Insert mobile-specific calls-to-action for mobile users

Before indexing your desktop site, Google first looks at your mobile site to decide on ranking. In other words, digital mobile channels are of utmost importance. To leverage this knowledge, place mobile-exclusive products onto your landing page to increase the changes of converting your visitor into a paying customer. For instance, this could be a “call now” or “message on WhatsApp” button.
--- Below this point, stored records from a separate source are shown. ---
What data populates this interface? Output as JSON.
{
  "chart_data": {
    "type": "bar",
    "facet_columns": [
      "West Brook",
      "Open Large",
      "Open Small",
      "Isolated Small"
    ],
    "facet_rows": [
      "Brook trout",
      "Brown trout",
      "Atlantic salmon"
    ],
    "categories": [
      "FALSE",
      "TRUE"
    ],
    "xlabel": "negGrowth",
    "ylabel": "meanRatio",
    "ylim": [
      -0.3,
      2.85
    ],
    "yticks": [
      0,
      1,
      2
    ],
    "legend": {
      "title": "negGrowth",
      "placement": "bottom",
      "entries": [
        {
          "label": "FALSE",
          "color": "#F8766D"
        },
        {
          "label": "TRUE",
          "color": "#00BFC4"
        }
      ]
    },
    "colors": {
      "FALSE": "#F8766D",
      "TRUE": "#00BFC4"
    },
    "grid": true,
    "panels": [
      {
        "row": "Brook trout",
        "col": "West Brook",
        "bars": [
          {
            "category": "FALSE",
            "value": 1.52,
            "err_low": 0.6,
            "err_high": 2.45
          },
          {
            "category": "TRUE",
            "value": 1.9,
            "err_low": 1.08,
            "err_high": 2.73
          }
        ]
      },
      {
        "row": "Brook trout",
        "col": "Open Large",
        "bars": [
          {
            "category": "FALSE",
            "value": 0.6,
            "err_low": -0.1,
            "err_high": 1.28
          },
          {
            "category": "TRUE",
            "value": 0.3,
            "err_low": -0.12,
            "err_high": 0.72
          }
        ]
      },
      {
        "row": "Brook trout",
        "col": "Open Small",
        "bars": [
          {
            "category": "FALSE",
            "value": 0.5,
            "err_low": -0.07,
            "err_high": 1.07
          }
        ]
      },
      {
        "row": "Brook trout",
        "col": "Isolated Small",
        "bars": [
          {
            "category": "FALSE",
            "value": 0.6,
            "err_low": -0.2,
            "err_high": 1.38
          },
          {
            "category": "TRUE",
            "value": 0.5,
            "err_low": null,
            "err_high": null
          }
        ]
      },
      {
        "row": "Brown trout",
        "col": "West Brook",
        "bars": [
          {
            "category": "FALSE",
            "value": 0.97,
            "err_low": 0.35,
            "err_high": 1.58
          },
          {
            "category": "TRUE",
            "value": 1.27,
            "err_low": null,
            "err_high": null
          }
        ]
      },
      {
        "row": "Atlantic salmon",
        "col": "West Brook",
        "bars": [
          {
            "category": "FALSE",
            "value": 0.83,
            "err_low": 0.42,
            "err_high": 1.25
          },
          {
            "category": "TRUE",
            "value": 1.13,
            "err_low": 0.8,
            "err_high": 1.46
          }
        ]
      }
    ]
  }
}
personalize landing pages in wordpress - calls to action mobile users

To do this in Growmatik:

  • Navigate to the automation dashboard, locate the Guests column and click on the + button.
  • Assign the condition as Device and select Mobile.
  • Assign the action as Personalize and select your landing page.
  • In the Webpage Personalizer tool, insert a related Button to your top menu. 
  • Click on Save & Exit and then Create Rule.

Wrapping up

Personalization is a magic wand that can be implemented on any marketing channel or campaign. Visitors will feel privileged and important if they are treated specially through seeing content that is relevant to what they are looking for. In turn, this increases the likelihood that they will be converted into paying customers – or that you can retain them as loyal customers.

To do this, it’s important to pinpoint the most crucial target segments and then to research how best to personalize the experience of visitors in this segment. Before making permanent changes to all your channels, you can first test your ideas out via A/B testing in some ads and/or landing pages and make notes of how well they do.